Органы КГБ взяли на вооружение весь арсенал приемов, одним из которых и являлся заготовленный сценарий с якобы избиением фотокорреспондента «Правды Украины» товарища Осадченко. Во время упомянутого «действа» за углом лавры стоял «воронок» с приготовленными наручниками для лаврских «хулиганов-попов».
Машинистка «Правды Украины» Раиса Демьянова Шаповалова, отмечавшая недавно свое 97-летие, помнит эту публикацию, о которой в редакционной курилке говорили, что и «Сталин не был так лукав, как Хрущев». Дело в том, что фотокор Осадчий сам спровоцировал драку и сам нападал на монахов с кулаками, что собственно, людям с Владимирской, 33 (управление КГБ по Киеву) и было хорошо известно.
«Приговор
Украинской советской социалистической республики
16 мая 1960 года.
Народный суд 2-го участка Печерского района г. Киева в составе:
председательствующего народного судьи Ткаченко,
народных заседателей Берова
с участием прокурора Яковлева,
рассмотрев в открытом судебном заседании
приговорил:
..учитывая характер совершенных с особой дерзостью преступлений, руководствуясь ст. 96 и 97 УГК УССР, Резвых Василия Филимоновича, на основании ст. 70 ч. II УК УССР, подвергнуть лишению свободы в ИТК без поражения в правах сроком на пять лет".

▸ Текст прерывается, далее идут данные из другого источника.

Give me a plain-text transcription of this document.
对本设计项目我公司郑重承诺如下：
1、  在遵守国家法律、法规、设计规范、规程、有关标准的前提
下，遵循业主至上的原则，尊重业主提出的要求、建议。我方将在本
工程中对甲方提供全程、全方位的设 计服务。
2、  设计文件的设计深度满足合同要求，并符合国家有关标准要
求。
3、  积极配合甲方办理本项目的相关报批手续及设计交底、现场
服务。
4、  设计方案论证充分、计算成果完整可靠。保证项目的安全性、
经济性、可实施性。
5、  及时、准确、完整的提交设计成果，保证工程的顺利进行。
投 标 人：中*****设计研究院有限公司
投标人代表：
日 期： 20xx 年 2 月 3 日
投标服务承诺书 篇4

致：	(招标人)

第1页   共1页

Когда отца Руфа заключили в тюрьму, его мать обратилась в Верховный Совет СССР с ходатайством: «Как мать, прошу о помиловании моего сына Резвых Василия Филимоновича 1922 г. р. Семь лет, с 1941 по 1947, Василий находился в рядах Советской армии, являясь младшим лейтенантом, летчиком-истребителем; на протяжении Отечественной войны принимал активное участие в боевых операциях. Имеет правительственные ордена и медали. Мне 68 лет. После смерти мужа, с 1934 года вырастила и воспитала пятерых детей, трое сыновей добровольно ушли на фронт. Убедительно прошу обратить внимание на мою материнскую просьбу и помиловать моего сына. Он не преступник, и об этом я, его мать, могу с чистой совестью заявить. Он всегда был кротким, послушным и добрым, являясь моим утешением. Я инвалид 2-й группы, и это горе совсем подкосило меня. Осушите мои слезы, верните моего сына, чтоб он был моей опорой в старости. Очень надеюсь на вашу чуткость к материнской просьбе».
Верховный Совет СССР не внял материнской просьбе. Монах Руф «от звонка до звонка» провел в лагере пять лет.
Господь ведает о 18 годах, проведенных отцом Руфом после заключения в подвальной комнате общественного туалета, расположенного недалеко от Киево-Печерской лавры, куда он ежедневно приходил.
Экскурсоводы атеистического музея «Киево-Печерский заповедник» полюбили приходящего «ласкового» монаха и позволяли ему прикладываться к мощам преподобных Печерских и даже приводить с собою других православных.
Димеевская церковь на Сталинке (ныне Московская площадь) стала его вторым домом, так как настоятель сего храма отец Мефодий был в прошлом послушником Киево-Печерским и отца Руфа принимал как родного брата. Они вместе молились по ночам, вместе плакали о закрытой лавре, вместе принимали «калеченых и убогих» — жертв прошедшей войны. И когда в 1988 году угасающая атеистическая держава разрешила возобновить служение в Киево-Печерской лавре и открыть там (на Дальних пещерах) монастырь, у собратьев Мефодия и Руфа был настоящий праздник.
Городская мэрия наконец откликнулась на ходатайства беспрописного монаха-фронтовика, выделила ему «гостинку» на Оболони, где он и жил до последних дней.
В лавре отец Руф лишь молился, а остальное время, будучи «свободным от монашеской кельи», как сам он говорил, посещал киевские монастыри и храмы.
Похоронили отца Руфа на монастырском кладбище. Вечная ему память!